Arguments For Scrapes
Materiality scrapes are generally to the benefit of the buyer, as they will, in one way or another, remove qualifiers that are to the seller’s benefit. However, owing to their versatility, materiality scrapes can result in residual benefits to both parties.
One obvious example is that materiality scrapes can create more room for negotiation between buyer and seller. For instance, it may be of particular importance to the seller that a certain representation be qualified as to its materiality so as to provide the seller with some comfort in its disclosures, while the buyer may be concerned with the added uncertainty of a materiality qualifier for purposes of identifying a breach after closing. In such a case, using a materiality scrape to “read out” the qualifier when identifying a breach while maintaining it for purposes of disclosure allows both parties to get what they want out of the representation.
Materiality scrapes can also limit or eliminate post-closing materiality disputes. Removing materiality qualifiers necessarily removes a certain level of uncertainty when it comes to interpreting provisions for purposes of identifying a breach or quantifying losses, for instance.
Perhaps the most significant mutual benefit of the materiality scrape is its ability to help streamline the negotiation process. Negotiations around representations and warranties too often get hung up on if, and where, to include qualifiers. A materiality scrape limits the importance of these qualifiers by prioritizing them for certain points (e.g. disclosure and closing conditions), and eliminating them for others (e.g. post-closing breach and calculation of loss).

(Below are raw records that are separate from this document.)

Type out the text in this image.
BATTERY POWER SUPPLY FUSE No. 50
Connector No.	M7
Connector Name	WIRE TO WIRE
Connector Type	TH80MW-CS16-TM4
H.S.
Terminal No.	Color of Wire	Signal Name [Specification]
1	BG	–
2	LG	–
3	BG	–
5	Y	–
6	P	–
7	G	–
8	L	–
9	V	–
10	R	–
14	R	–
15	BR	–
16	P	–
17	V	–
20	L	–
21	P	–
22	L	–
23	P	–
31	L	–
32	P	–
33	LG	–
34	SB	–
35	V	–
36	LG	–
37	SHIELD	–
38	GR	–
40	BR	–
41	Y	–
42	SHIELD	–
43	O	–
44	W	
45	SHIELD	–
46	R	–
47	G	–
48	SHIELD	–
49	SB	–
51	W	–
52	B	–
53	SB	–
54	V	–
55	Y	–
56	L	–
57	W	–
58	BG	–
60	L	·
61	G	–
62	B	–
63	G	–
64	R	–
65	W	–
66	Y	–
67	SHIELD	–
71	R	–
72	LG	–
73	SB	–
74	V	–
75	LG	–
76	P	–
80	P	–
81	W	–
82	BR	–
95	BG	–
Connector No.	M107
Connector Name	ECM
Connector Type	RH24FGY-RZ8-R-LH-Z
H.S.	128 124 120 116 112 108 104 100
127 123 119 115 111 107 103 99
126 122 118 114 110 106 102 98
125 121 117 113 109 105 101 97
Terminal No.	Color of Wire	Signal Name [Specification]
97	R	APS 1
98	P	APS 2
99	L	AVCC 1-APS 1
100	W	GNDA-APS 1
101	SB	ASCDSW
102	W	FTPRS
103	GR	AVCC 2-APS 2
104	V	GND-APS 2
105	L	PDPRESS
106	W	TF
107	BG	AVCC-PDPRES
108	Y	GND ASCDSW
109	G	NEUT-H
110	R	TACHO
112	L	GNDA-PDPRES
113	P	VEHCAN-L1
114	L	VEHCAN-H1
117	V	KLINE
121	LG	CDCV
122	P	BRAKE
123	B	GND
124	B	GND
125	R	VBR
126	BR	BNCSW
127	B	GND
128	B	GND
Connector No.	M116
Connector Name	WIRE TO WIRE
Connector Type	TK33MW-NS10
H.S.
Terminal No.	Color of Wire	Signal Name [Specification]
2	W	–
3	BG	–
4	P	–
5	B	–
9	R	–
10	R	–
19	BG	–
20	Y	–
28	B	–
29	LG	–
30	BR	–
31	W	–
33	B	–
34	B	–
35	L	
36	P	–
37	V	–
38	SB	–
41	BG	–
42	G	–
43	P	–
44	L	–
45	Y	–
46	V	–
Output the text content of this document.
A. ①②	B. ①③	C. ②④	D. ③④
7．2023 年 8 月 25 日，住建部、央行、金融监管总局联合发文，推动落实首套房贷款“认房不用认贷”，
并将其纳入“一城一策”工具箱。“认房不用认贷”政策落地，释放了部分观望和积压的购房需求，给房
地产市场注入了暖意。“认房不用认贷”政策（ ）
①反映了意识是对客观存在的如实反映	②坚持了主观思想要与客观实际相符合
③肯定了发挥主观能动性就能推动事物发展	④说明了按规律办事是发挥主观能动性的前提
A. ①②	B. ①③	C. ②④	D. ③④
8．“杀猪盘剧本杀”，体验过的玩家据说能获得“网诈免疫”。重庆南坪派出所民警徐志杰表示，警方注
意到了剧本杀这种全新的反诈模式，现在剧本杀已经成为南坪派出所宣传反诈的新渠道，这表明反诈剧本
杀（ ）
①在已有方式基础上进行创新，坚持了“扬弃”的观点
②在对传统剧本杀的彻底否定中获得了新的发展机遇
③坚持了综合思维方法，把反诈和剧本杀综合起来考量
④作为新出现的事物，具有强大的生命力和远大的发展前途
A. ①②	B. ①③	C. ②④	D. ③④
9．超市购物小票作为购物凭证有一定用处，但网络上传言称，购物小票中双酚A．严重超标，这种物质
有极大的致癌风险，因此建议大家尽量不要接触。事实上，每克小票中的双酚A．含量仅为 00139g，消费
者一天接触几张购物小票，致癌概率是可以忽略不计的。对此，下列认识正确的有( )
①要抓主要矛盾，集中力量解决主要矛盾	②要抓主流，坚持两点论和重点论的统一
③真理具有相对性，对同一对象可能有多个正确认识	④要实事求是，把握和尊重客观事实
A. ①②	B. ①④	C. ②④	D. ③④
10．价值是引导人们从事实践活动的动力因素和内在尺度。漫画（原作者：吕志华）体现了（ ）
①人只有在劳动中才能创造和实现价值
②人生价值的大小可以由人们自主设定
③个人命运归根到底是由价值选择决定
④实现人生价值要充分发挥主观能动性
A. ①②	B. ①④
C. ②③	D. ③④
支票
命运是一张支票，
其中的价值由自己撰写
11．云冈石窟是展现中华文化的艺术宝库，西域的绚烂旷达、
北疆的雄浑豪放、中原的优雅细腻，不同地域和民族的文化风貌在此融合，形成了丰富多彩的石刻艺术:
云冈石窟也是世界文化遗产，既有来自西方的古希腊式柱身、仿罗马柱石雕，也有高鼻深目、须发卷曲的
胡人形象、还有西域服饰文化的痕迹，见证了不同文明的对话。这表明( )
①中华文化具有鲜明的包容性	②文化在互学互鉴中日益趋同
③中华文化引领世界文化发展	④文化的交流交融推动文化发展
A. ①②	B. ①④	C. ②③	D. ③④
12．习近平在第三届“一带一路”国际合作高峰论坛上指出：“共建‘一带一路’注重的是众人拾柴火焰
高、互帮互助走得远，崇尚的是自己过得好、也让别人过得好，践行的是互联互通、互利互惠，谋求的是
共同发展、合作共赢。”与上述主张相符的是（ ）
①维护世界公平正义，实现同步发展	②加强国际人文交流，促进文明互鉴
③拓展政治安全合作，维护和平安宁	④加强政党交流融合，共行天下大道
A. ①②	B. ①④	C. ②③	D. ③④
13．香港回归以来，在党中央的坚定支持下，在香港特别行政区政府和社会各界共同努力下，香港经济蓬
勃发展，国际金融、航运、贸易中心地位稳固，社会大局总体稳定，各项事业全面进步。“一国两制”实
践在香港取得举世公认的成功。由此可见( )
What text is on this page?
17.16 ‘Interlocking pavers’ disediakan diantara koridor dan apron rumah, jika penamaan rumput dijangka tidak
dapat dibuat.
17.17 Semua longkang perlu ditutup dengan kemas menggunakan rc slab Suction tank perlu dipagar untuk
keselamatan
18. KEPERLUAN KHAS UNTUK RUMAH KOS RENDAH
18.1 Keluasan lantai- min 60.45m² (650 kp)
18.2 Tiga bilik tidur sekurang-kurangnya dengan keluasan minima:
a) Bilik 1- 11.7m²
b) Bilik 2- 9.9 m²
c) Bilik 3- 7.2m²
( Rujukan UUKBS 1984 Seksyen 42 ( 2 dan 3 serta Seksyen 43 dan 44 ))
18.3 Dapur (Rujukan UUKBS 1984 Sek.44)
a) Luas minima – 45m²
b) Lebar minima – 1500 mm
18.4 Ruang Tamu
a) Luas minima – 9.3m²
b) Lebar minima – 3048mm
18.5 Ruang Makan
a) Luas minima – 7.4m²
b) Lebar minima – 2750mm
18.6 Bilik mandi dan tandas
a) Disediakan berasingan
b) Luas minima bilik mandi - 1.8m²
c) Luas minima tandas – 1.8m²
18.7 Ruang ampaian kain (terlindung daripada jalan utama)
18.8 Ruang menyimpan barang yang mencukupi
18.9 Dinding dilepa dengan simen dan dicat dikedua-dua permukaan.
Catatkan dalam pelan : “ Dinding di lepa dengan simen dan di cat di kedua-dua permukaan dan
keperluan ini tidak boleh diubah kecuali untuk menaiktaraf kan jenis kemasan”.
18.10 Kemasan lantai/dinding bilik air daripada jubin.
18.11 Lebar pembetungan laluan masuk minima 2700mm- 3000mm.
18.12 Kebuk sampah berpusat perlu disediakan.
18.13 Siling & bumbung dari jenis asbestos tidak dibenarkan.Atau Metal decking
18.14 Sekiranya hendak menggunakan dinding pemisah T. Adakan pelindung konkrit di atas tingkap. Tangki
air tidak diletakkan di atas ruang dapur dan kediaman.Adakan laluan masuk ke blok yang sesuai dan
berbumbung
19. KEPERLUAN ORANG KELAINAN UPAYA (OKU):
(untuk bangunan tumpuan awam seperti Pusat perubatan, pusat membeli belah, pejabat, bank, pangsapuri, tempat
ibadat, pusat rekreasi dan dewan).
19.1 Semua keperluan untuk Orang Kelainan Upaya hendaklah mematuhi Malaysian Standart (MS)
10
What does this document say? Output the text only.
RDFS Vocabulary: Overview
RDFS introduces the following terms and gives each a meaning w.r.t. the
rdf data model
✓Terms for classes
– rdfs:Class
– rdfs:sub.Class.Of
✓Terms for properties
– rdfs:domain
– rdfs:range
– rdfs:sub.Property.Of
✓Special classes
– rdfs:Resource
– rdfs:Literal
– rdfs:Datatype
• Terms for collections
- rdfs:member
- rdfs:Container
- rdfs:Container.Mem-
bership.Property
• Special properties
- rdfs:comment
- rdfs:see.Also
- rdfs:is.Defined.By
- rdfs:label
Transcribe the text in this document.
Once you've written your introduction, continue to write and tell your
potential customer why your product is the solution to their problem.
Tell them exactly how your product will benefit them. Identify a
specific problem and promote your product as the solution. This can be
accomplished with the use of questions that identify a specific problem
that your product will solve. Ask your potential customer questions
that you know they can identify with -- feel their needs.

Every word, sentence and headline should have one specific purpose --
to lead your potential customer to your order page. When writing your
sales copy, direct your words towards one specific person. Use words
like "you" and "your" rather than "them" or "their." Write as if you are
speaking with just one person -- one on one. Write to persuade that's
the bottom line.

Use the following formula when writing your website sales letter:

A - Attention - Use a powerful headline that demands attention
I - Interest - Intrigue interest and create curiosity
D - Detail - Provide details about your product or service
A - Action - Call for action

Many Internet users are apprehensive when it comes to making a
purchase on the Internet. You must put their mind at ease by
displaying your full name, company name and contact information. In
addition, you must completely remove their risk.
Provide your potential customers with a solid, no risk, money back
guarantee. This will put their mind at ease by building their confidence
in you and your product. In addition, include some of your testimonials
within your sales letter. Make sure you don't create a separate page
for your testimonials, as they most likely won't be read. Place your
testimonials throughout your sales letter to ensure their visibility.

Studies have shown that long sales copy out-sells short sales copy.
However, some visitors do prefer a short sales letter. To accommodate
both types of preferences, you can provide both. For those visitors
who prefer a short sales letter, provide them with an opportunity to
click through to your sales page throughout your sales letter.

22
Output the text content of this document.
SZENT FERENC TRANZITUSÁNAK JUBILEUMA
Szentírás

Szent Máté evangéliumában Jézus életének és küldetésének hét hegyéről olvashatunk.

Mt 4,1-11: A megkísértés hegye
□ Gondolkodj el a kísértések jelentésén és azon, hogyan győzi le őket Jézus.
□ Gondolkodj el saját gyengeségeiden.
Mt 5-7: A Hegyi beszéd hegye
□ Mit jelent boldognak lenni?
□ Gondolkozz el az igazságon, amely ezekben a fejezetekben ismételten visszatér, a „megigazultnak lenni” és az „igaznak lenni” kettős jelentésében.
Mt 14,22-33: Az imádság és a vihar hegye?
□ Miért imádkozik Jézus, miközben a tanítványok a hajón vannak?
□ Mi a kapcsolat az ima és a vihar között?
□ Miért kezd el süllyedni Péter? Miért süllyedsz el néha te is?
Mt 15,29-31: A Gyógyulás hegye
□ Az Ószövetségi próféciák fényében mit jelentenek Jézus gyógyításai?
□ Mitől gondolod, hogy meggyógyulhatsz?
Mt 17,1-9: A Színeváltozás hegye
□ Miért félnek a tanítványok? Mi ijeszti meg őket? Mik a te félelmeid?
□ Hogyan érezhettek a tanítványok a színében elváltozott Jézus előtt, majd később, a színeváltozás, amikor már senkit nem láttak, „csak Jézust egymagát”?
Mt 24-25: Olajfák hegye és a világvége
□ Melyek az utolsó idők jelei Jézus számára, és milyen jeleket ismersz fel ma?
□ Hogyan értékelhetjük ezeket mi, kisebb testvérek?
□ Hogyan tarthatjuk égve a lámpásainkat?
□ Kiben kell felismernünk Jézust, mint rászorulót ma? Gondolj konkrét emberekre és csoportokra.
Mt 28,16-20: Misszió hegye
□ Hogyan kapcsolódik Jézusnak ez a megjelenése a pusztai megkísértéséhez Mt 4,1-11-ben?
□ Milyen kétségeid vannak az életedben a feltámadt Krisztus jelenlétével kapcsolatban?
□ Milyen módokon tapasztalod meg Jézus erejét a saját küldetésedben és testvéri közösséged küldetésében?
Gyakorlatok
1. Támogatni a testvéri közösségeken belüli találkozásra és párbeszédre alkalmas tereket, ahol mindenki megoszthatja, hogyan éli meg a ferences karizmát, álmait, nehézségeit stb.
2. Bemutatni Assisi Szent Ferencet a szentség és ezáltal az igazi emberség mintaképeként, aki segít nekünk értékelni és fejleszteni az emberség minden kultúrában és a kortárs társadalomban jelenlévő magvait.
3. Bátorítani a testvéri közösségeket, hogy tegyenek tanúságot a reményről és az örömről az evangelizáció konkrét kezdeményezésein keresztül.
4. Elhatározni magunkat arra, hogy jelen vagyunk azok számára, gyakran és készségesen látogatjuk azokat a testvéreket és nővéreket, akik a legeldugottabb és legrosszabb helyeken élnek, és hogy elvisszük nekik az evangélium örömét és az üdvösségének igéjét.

It is thanks in part to these benefits that materiality scrapes are gaining popularity in the United States and Canada, as parties look for more ways to streamline negotiations and resolve the classic winner-take-all approach to qualifying reps and warranties, reducing legal fees in the process, and helping to narrow the divide between buyer and seller.
There are of course, a number of issues with the use of materiality scrapes that have been identified, particularly from the seller’s perspective. We will explore these in our next article in this four-part series on scrapes.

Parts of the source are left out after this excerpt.